POLİTİKA - 17 Mart 2025 Pazartesi 21:19

Cumhurbaşkanı Erdoğan: "Terörsüz Türkiye girişimimizle cesur bir adım attık"

A
A
A
00:00
00:00
HD

Cumhurbaşkanı Recep Tayyip Erdoğan, "Terörsüz Türkiye girişimimizle, Türkiye’nin 40 yılına, on binlerce canına mal olan musibetin çözümü için cesur bir adım attık" dedi.

Cumhurbaşkanı Recep Tayyip Erdoğan, AK Parti Kongre Merkezi’nde düzenlenen iftar programında ana kademe, Kadın Kolları, Gençlik Kolları ve Merkez Karar ve Yönetim Kurulu (MKYK) üyeleriyle bir araya geldi. İftarda konuşan Erdoğan, "Allah’a hamdolsun böyle geniş bir mekana da sahip olduk. Bu geniş mekanda birlikte iftarımızı yapabilme imkanını Rabbim bizlere lütfetti. Soframızı şereflendirdiğiniz için her birinize öncelikle teşekkür ediyorum. Artık yarısını geride bıraktığımız Ramazan-ı Şerif’inizi her bakımdan en verimli şekilde idrak ettiğiniz inancıyla önümüzdeki haftalarda vasıl olacağımız Kadir Gecenizi ve bayramınızı şimdiden tebrik ediyorum" dedi.
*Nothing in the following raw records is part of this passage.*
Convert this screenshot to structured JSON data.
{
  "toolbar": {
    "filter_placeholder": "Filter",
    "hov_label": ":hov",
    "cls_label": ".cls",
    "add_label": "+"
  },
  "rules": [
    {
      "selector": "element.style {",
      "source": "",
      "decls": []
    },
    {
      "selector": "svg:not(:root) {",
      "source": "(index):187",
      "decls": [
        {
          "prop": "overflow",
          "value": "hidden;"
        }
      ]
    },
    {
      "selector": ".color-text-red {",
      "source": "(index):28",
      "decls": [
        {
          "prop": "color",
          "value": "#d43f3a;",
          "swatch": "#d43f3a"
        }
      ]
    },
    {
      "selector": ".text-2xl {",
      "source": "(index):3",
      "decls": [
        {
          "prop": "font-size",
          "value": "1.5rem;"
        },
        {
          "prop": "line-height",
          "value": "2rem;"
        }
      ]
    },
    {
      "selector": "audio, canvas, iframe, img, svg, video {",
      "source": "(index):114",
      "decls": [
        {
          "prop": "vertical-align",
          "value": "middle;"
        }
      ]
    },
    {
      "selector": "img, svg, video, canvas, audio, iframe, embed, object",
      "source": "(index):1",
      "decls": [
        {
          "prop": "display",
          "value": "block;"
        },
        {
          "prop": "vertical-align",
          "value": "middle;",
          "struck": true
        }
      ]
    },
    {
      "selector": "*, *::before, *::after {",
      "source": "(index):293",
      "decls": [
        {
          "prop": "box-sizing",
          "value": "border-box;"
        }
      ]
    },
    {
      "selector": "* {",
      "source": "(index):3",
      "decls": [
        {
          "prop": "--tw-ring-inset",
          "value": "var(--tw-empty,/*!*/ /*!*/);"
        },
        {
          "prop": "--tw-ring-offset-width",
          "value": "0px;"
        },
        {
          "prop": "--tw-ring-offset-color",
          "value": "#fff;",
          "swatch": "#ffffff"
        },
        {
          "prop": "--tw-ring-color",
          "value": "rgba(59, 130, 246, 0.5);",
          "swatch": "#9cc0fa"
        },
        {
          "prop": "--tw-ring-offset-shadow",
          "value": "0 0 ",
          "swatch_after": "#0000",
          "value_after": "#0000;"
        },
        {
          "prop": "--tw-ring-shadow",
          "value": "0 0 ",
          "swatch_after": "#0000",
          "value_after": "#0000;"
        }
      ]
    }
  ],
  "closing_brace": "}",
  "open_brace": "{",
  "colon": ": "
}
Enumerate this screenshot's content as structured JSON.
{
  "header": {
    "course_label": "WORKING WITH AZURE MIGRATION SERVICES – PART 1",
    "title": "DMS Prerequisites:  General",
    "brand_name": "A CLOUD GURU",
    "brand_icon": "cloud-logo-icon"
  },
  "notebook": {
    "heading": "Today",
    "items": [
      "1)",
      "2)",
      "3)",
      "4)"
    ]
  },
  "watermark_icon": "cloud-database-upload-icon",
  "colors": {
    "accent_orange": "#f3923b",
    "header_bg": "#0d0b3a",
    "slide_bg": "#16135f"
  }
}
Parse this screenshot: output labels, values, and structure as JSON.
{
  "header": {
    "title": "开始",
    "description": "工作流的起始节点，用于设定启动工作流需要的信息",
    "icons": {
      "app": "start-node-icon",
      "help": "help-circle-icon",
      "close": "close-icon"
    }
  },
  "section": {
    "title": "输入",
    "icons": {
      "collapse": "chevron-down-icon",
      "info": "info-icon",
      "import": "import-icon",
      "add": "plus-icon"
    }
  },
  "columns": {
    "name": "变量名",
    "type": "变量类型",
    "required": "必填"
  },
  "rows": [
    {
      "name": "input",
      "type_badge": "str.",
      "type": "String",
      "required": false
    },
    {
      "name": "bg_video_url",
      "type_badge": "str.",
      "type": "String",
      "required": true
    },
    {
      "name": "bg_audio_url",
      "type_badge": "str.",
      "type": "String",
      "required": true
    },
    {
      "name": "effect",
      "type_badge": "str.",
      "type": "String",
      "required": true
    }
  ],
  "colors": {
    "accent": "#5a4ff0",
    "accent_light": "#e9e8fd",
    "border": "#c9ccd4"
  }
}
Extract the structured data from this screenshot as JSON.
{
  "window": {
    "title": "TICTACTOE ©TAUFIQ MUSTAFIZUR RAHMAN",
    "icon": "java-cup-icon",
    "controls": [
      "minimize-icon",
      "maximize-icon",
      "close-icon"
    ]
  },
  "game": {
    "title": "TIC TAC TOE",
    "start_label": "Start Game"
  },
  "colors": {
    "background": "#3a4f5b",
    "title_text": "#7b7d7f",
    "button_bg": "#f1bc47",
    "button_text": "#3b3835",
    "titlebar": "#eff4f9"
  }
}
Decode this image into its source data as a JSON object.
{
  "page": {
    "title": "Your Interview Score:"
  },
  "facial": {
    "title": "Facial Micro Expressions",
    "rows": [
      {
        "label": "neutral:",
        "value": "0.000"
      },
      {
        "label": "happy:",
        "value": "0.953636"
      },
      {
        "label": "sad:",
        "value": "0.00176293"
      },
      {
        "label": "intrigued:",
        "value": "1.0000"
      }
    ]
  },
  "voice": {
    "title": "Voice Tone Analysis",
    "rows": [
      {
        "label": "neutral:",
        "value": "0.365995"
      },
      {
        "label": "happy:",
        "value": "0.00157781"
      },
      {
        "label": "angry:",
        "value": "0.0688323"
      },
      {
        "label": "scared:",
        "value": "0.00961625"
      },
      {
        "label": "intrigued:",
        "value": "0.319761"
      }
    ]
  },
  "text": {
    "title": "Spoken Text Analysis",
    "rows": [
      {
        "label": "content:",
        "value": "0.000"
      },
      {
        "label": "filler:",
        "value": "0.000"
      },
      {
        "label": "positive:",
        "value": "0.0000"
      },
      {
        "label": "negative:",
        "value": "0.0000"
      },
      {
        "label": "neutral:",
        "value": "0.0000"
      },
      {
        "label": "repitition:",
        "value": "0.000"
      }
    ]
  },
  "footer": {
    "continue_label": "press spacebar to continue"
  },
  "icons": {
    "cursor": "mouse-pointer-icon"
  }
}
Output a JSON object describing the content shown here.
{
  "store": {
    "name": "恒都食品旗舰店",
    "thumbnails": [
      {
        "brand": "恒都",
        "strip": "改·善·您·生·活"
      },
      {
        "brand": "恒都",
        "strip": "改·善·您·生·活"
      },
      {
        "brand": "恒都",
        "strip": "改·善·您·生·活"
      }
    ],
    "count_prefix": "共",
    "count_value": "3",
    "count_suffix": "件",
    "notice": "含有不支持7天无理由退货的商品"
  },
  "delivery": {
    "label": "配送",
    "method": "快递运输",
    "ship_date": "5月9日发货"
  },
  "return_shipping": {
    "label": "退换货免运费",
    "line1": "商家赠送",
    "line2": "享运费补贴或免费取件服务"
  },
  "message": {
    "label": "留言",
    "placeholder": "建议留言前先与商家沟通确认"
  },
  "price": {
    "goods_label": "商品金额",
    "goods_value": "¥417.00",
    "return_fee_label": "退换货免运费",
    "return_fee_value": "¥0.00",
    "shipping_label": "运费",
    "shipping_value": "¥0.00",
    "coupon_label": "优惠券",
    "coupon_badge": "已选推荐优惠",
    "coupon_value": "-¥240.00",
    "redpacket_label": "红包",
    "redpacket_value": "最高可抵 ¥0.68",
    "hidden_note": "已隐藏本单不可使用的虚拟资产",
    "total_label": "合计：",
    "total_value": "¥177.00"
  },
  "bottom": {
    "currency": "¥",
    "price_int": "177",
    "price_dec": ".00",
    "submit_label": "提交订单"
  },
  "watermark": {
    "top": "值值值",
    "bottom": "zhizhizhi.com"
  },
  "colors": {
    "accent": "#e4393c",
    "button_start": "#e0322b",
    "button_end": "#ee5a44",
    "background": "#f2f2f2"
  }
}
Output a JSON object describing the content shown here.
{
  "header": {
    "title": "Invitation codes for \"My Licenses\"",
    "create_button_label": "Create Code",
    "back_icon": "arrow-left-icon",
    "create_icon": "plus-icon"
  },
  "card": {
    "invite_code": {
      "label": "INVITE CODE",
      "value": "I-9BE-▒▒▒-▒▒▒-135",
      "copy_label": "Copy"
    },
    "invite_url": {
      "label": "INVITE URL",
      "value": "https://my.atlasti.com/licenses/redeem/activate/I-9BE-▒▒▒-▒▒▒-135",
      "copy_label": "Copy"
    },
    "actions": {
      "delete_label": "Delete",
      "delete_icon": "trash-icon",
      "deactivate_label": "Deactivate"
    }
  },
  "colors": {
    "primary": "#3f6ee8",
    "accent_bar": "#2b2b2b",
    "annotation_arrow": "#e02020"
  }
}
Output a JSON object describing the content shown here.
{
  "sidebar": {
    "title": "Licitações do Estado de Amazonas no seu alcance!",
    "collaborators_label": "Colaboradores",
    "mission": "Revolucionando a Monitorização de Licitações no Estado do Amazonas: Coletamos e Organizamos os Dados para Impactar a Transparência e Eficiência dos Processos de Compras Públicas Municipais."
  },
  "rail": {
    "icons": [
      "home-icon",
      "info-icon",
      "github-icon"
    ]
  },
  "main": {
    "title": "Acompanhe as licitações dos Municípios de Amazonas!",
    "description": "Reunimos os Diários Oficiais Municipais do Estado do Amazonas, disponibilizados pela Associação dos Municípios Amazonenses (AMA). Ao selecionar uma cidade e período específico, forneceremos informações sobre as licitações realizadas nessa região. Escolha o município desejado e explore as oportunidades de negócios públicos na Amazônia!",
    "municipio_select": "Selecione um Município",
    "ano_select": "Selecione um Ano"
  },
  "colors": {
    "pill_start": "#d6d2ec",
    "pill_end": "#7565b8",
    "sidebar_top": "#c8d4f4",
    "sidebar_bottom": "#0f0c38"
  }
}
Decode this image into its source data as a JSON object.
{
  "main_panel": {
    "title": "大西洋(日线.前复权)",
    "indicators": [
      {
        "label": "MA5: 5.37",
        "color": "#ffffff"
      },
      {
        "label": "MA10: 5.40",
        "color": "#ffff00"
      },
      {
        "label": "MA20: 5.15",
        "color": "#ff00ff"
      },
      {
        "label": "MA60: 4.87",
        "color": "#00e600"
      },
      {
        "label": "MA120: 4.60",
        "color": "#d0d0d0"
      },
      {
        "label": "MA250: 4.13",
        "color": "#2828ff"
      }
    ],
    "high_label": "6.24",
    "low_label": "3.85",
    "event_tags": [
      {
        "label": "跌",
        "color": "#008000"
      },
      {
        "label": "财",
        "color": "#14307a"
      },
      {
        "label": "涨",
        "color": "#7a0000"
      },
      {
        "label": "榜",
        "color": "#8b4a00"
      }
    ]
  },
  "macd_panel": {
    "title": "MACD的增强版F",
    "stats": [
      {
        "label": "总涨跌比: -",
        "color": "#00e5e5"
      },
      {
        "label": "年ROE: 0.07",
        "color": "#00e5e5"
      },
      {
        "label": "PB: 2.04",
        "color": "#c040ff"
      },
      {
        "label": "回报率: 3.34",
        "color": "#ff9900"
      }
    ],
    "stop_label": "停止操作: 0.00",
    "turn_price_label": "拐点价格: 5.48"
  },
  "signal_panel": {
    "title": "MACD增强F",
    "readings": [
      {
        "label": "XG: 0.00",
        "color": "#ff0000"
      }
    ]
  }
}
"Bizim için Ramazan ayları manevi hasılası yanında milletimizle olan gönül bağımızı güçlendirme vesilesi olmuştur" diyen Cumhurbaşkanı Erdoğan, "Gündüzünü ayrı, iftarını ayrı, teravihini ayrı, sahurunu ayrı değerlendirdiğimiz bu mübarek günlerin şevki, yılın diğer günlerindeki çalışmalarımızı da olumlu yönde etkilemektedir. Elbette her zaman olduğu gibi milletimizin birlik ve beraberliğinin en önemli değerlerinden olan bu kutlu ayı zehirlemek isteyenler de çıkmıştır. Kimi zaman provokasyonla, kimi zaman milletin inancına hakaret ederek, kimi zaman da insanımızı tahkir ederek bunu yaptılar. Bugün de Ramazan’ın manevi atmosferine gölge düşürmeye çalışanların olduğunun farkındayız. Ancak Ramazan ve oruç düşmanlarının hezeyanları Allah’a hamdolsun artık komedi seviyesinde bile makes bulmuyor. İnsanlarımız milli ve manevi değerlerinin sembollerine samimiyetle sahip çıkmanın yanı sıra farklı hayat biçimlerini de hoşgörüyle karşılıyor" ifadelerini kullandı.

"28 Şubat döneminde olduğu gibi azgın azınlığın sessiz çoğunluğa hayat tarzı dayattığı baskıcı günlere son verdik"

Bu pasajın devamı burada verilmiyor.